Actually, I don't know what it does. But if I could turn it back after ignoring all comments it will be helpful.
In general, What is the useful way to ignore all comments without changing the rest of the code?
Upvotes: 1
Views: 809
Reputation: 6252
If you are stripping "nested" comments, i.e.:
/* This is a comment
/* that has been re-commented */ possibly /* due to */
various modifications */
regexp may not be the best solution. Especially if this spans multiple lines as in the example above.
Last time I had to do something like this, I read the lines one at a time, keeping a count of how many levels of "/*" (or whatever the delimiter was for the specific language) and not printing anything unless the count was at 0.
Here is an example - I apologize in advance because it's pretty bad Perl, but this should give you an idea, at least:
use strict;
my $infile = $ARGV[0]; # File name
# Slurp up input file in an array
open (FH, "< $infile") or die "Opening: $infile";
my @INPUT_ARRAY = <FH>;
my @ARRAY;
my ($i,$j);
my $line;
# Removes all kind of comments (single-line, multi-line, nested).

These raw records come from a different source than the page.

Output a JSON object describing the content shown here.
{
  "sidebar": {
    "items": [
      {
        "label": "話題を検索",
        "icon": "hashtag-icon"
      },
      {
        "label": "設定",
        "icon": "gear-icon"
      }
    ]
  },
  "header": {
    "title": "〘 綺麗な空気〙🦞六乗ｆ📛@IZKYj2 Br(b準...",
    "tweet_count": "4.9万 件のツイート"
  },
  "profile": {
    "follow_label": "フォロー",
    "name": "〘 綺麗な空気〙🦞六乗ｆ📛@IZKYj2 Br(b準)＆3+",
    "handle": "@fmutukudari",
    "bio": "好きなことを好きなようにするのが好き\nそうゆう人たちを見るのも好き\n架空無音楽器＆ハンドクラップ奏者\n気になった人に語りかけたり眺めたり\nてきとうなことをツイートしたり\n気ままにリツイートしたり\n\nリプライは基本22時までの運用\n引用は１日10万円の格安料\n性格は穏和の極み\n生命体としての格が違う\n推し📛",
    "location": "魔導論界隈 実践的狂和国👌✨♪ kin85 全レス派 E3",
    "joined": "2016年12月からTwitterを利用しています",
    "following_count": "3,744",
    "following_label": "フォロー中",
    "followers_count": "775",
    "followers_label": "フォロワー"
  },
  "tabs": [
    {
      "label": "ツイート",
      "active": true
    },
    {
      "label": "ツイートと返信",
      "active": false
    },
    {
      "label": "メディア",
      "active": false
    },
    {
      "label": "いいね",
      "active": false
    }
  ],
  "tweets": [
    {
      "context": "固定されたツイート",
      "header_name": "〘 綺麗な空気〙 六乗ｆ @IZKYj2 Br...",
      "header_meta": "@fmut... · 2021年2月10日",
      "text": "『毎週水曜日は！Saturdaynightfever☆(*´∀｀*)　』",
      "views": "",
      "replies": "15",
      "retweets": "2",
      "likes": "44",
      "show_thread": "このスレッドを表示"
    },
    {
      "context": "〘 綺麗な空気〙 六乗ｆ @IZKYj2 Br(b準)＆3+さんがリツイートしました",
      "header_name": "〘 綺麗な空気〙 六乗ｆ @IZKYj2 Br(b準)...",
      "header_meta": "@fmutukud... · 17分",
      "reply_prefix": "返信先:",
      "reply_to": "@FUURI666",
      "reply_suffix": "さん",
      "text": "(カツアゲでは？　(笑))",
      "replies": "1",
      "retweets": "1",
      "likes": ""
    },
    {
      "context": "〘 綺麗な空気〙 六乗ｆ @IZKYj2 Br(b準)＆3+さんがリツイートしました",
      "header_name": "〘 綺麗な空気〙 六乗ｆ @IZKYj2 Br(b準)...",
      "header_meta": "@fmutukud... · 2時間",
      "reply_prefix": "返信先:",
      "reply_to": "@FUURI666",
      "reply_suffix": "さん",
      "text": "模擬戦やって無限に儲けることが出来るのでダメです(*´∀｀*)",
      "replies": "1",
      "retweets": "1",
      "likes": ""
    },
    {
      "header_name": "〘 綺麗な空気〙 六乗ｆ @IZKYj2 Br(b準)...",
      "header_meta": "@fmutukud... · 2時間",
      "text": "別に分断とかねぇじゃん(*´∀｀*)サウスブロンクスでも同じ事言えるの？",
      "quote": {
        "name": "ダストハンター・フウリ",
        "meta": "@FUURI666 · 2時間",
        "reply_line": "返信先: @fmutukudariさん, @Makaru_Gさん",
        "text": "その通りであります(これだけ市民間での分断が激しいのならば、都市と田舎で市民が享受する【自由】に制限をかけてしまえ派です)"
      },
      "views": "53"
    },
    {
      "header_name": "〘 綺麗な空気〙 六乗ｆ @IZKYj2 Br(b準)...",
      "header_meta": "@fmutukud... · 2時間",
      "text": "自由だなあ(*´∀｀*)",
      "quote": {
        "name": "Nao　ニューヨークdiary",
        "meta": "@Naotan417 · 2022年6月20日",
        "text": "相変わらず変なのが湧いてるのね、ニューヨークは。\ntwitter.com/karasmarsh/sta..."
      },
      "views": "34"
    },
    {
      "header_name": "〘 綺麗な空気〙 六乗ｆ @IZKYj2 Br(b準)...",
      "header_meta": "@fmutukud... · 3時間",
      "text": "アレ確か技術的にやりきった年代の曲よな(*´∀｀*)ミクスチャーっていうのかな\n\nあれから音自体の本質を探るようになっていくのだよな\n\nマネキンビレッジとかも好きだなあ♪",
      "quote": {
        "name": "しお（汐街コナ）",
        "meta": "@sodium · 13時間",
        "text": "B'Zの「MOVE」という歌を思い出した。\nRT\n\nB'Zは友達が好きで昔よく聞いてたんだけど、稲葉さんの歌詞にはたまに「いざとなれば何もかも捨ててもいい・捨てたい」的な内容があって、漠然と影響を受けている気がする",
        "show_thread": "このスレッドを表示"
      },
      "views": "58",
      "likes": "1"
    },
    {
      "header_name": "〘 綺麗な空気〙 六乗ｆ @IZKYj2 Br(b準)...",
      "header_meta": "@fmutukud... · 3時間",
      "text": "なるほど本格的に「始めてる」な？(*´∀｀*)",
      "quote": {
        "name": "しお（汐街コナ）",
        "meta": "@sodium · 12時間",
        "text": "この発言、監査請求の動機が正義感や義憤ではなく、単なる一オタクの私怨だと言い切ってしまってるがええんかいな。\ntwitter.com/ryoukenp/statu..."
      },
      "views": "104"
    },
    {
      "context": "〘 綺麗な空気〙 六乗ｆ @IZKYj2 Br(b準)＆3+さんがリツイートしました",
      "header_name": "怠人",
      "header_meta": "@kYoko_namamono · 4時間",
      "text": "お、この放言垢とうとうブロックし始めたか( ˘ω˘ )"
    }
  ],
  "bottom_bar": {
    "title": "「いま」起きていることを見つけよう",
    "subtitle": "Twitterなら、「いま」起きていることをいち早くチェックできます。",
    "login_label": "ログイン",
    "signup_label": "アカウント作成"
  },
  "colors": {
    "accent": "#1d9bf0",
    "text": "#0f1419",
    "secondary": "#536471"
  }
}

# Further parsing will be carried on the stripped lines (in @ARRAY) but
# the error messaging routine will reference the original @INPUT_ARRAY
# so line fragments may contain comments.
my $commentLevel = 0;
for ($i=0; $i < @INPUT_ARRAY; $i++)
{
my @explodedLine = split(//,$INPUT_ARRAY[$i]);
my $resultLine ="";
for ($j=0; $j < @explodedLine; $j++)
{
if ($commentLevel > 0)
{
$resultLine .= " ";
}
if ($explodedLine[$j] eq "/" && $explodedLine[($j+1)] eq "*")
{
$commentLevel++;
next;
}
if ($explodedLine[$j] eq "*" && $explodedLine[($j+1)] eq "/")
{
$commentLevel--;
$j++;
next;
}
if (($commentLevel == 0) || ($explodedLine[$j] eq "\n"))
{
$resultLine .= $explodedLine[$j];
}
}
$ARRAY[$i]=join(" ",$resultLine);
}
close(FH) or die "Closing: $!";
Upvotes: 1
Reputation: 36412
You want to make $/
local, as in
$_ = do { local $/; <> };
or
{
local $/;
$_ = <>;
#...
}
Alternately, you could use File::Slurp
Upvotes: 1
Reputation: 342619
awk
$ cat file.c
one
two
three // comment at the back
// comment in front
four /* another comment */
/* comment spanning
multiple
lines
*/ five
six
seven
$ awk -vRS='*/' '{ gsub(/\/\*.*/,"");gsub("//.*","")}1' file.c
one
two
three
five
six
seven
the awk command sets the record separator RS
to */
, which is the ending tag for the multiline style comment. so it iterates the records, checking for /*
, the opening tag, and then get whatever is in front of /*
. this concept is simple, and you don't have to craft out complicated regex for this. Similar, if you were to do it with Python,
>>> data=open("file").read()
>>> for item in data.split("*/"):
... if "//" in item: item=item.split("//")[0]
... if "/*" in item: item=item.split("/*")[0]
... print item
...
one
two
three
five
six
seven
Upvotes: 2